The social media post crystallised a strategy Trump has been telegraphing throughout the campaign — one that mirrors his earlier calls to seize oil resources in Iraq and Venezuela. Earlier this week, he stated explicitly that replicating the Venezuelan model in Iran was achievable, but would require prolonging the war beyond its original timeline.

The Trump administration had initially projected the conflict would last four to six weeks. That window closes on Saturday, yet Tehran continues to block the Strait of Hormuz, fire missiles and drones at Israel and other regional targets, and maintain its governing structure despite the assassinations of senior officials and sustained aerial bombardment by both US and Israeli forces.

The Hormuz blockade has sent energy prices sharply higher, squeezing global markets and amplifying pressure on Washington to deliver a decisive outcome. A month ago, Trump pledged that US Navy vessels would escort oil tankers through the strait. The military has since acknowledged it is not prepared to shepherd slow-moving commercial ships through the narrow and contested waterway.

The Venezuelan precedent looms large over Trump’s calculations. In January, US forces abducted President Nicolás Maduro, after which his successor Delcy Rodríguez began cooperating with the Trump administration to sell substantial volumes of Venezuelan oil. Trump has framed a similar outcome in Iran as both strategically viable and economically lucrative.

The United States currently has no publicly acknowledged military presence on the ground inside Iran, a significant constraint on any effort to replicate the kind of rapid leadership transition that occurred in Caracas.

The conflict has also drawn intense scrutiny over the targeting of civilian infrastructure. On Wednesday, Trump shared footage celebrating the destruction of a major civilian bridge inside Iran. He has repeatedly threatened to strike power stations and water desalination plants across the country.

Iran’s Foreign Ministry spokesperson Esmaeil Baghaei responded sharply on Friday, comparing the bridge strike to tactics employed by ISIS/ISIL — a charge that underscored the deepening international unease over the conduct of the campaign.
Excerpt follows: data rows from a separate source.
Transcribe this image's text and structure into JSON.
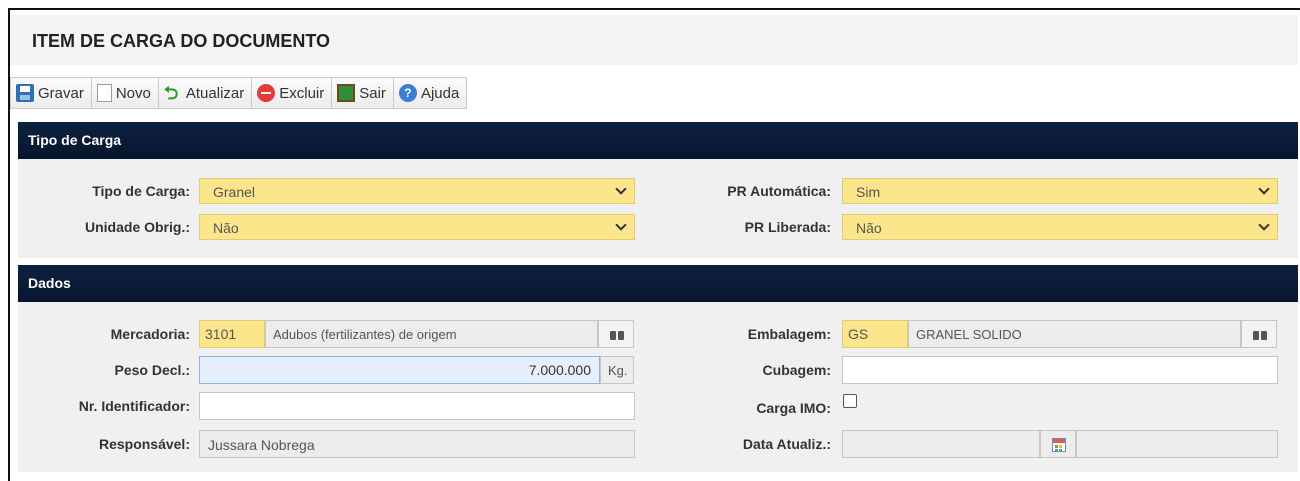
{
  "page": {
    "title": "ITEM DE CARGA DO DOCUMENTO"
  },
  "toolbar": {
    "save_label": "Gravar",
    "new_label": "Novo",
    "refresh_label": "Atualizar",
    "delete_label": "Excluir",
    "exit_label": "Sair",
    "help_label": "Ajuda"
  },
  "icons": {
    "save": "save-icon",
    "new": "new-document-icon",
    "refresh": "refresh-icon",
    "delete": "delete-icon",
    "exit": "exit-door-icon",
    "help": "help-icon",
    "lookup": "binoculars-icon",
    "calendar": "calendar-icon",
    "dropdown": "chevron-down-icon"
  },
  "colors": {
    "section_header": "#0b1d3a",
    "required_field": "#fce68c",
    "focused_field": "#e6f0fc"
  },
  "tipo_carga_section": {
    "header": "Tipo de Carga",
    "tipo_carga": {
      "label": "Tipo de Carga:",
      "value": "Granel"
    },
    "unidade_obrig": {
      "label": "Unidade Obrig.:",
      "value": "Não"
    },
    "pr_automatica": {
      "label": "PR Automática:",
      "value": "Sim"
    },
    "pr_liberada": {
      "label": "PR Liberada:",
      "value": "Não"
    }
  },
  "dados_section": {
    "header": "Dados",
    "mercadoria": {
      "label": "Mercadoria:",
      "code": "3101",
      "description": "Adubos (fertilizantes) de origem"
    },
    "peso_decl": {
      "label": "Peso Decl.:",
      "value": "7.000.000",
      "unit": "Kg."
    },
    "nr_identificador": {
      "label": "Nr. Identificador:",
      "value": ""
    },
    "responsavel": {
      "label": "Responsável:",
      "value": "Jussara Nobrega"
    },
    "embalagem": {
      "label": "Embalagem:",
      "code": "GS",
      "description": "GRANEL SOLIDO"
    },
    "cubagem": {
      "label": "Cubagem:",
      "value": ""
    },
    "carga_imo": {
      "label": "Carga IMO:",
      "checked": false
    },
    "data_atualiz": {
      "label": "Data Atualiz.:",
      "date": "",
      "time": ""
    }
  }
}
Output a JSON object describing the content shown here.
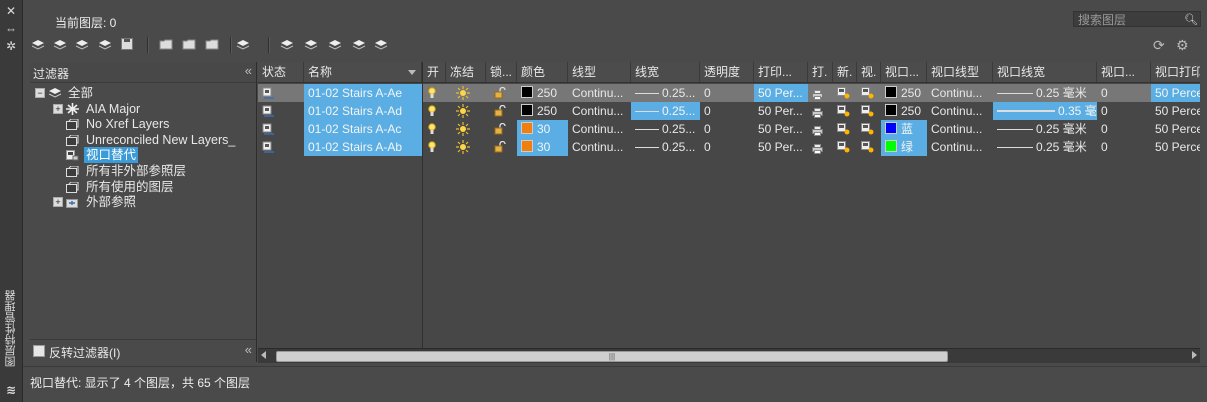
{
  "window": {
    "vertical_title": "图层特性管理器"
  },
  "header": {
    "current_layer": "当前图层: 0",
    "search_placeholder": "搜索图层"
  },
  "filter_panel": {
    "title": "过滤器",
    "tree": [
      {
        "label": "全部",
        "level": 0,
        "expand": "−",
        "icon": "layers-stack-icon"
      },
      {
        "label": "AIA Major",
        "level": 1,
        "expand": "+",
        "icon": "group-filter-icon"
      },
      {
        "label": "No Xref Layers",
        "level": 1,
        "expand": "",
        "icon": "property-filter-icon"
      },
      {
        "label": "Unreconciled New Layers_",
        "level": 1,
        "expand": "",
        "icon": "property-filter-icon"
      },
      {
        "label": "视口替代",
        "level": 1,
        "expand": "",
        "icon": "viewport-override-icon",
        "selected": true
      },
      {
        "label": "所有非外部参照层",
        "level": 1,
        "expand": "",
        "icon": "property-filter-icon"
      },
      {
        "label": "所有使用的图层",
        "level": 1,
        "expand": "",
        "icon": "property-filter-icon"
      },
      {
        "label": "外部参照",
        "level": 1,
        "expand": "+",
        "icon": "xref-icon"
      }
    ],
    "invert_label": "反转过滤器(I)"
  },
  "grid": {
    "headers": [
      "状态",
      "名称",
      "开",
      "冻结",
      "锁...",
      "颜色",
      "线型",
      "线宽",
      "透明度",
      "打印...",
      "打.",
      "新.",
      "视.",
      "视口...",
      "视口线型",
      "视口线宽",
      "视口...",
      "视口打印"
    ],
    "rows": [
      {
        "name": "01-02 Stairs A-Ae",
        "color": "250",
        "color_hex": "#000000",
        "linetype": "Continu...",
        "lineweight": "0.25...",
        "transparency": "0",
        "plot_style": "50 Per...",
        "vp_color": "250",
        "vp_color_hex": "#000000",
        "vp_linetype": "Continu...",
        "vp_lineweight": "0.25 毫米",
        "vp_transparency": "0",
        "vp_plot_style": "50 Perce",
        "current": true
      },
      {
        "name": "01-02 Stairs A-Ad",
        "color": "250",
        "color_hex": "#000000",
        "linetype": "Continu...",
        "lineweight": "0.25...",
        "transparency": "0",
        "plot_style": "50 Per...",
        "vp_color": "250",
        "vp_color_hex": "#000000",
        "vp_linetype": "Continu...",
        "vp_lineweight": "0.35 毫米",
        "vp_transparency": "0",
        "vp_plot_style": "50 Perce"
      },
      {
        "name": "01-02 Stairs A-Ac",
        "color": "30",
        "color_hex": "#f07f10",
        "linetype": "Continu...",
        "lineweight": "0.25...",
        "transparency": "0",
        "plot_style": "50 Per...",
        "vp_color": "蓝",
        "vp_color_hex": "#0000ff",
        "vp_linetype": "Continu...",
        "vp_lineweight": "0.25 毫米",
        "vp_transparency": "0",
        "vp_plot_style": "50 Perce"
      },
      {
        "name": "01-02 Stairs A-Ab",
        "color": "30",
        "color_hex": "#f07f10",
        "linetype": "Continu...",
        "lineweight": "0.25...",
        "transparency": "0",
        "plot_style": "50 Per...",
        "vp_color": "绿",
        "vp_color_hex": "#00ff00",
        "vp_linetype": "Continu...",
        "vp_lineweight": "0.25 毫米",
        "vp_transparency": "0",
        "vp_plot_style": "50 Perce"
      }
    ]
  },
  "status_bar": {
    "text": "视口替代: 显示了 4 个图层，共 65 个图层"
  },
  "colors": {
    "selection": "#5aaee3",
    "tree_selection": "#3b9ad8",
    "background": "#4a4a4a"
  }
}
That unease extends into the legal community. More than 100 US legal experts have formally condemned the strikes on Iranian civilian sites as potential war crimes. International law, including frameworks rooted in the UN General Assembly’s 1962 doctrine of Permanent Sovereignty over Natural Resources, prohibits the seizure of another nation’s natural wealth by force. Legal scholars have further noted that deliberately targeting civilian infrastructure constitutes collective punishment — a practice explicitly banned under international humanitarian law.

The strikes have already spread beyond Iranian territory. Kuwait sustained missile and drone strikes on its desalination plant and oil refinery, signalling that the conflict’s economic and humanitarian consequences are radiating across the wider Gulf region.

Despite Trump’s claims that US forces have effectively dismantled Iran’s military capabilities, the operational picture tells a more complicated story. Tehran retains the capacity to sustain its Hormuz blockade and continue offensive strikes, suggesting that whatever damage has been inflicted on Iranian forces, the country’s core military and governmental functions remain functional.

The gap between Trump’s public declarations of victory and the realities on the ground is becoming increasingly difficult to reconcile as the conflict stretches past its originally stated endpoint — and as the economic, legal, and humanitarian costs continue to mount.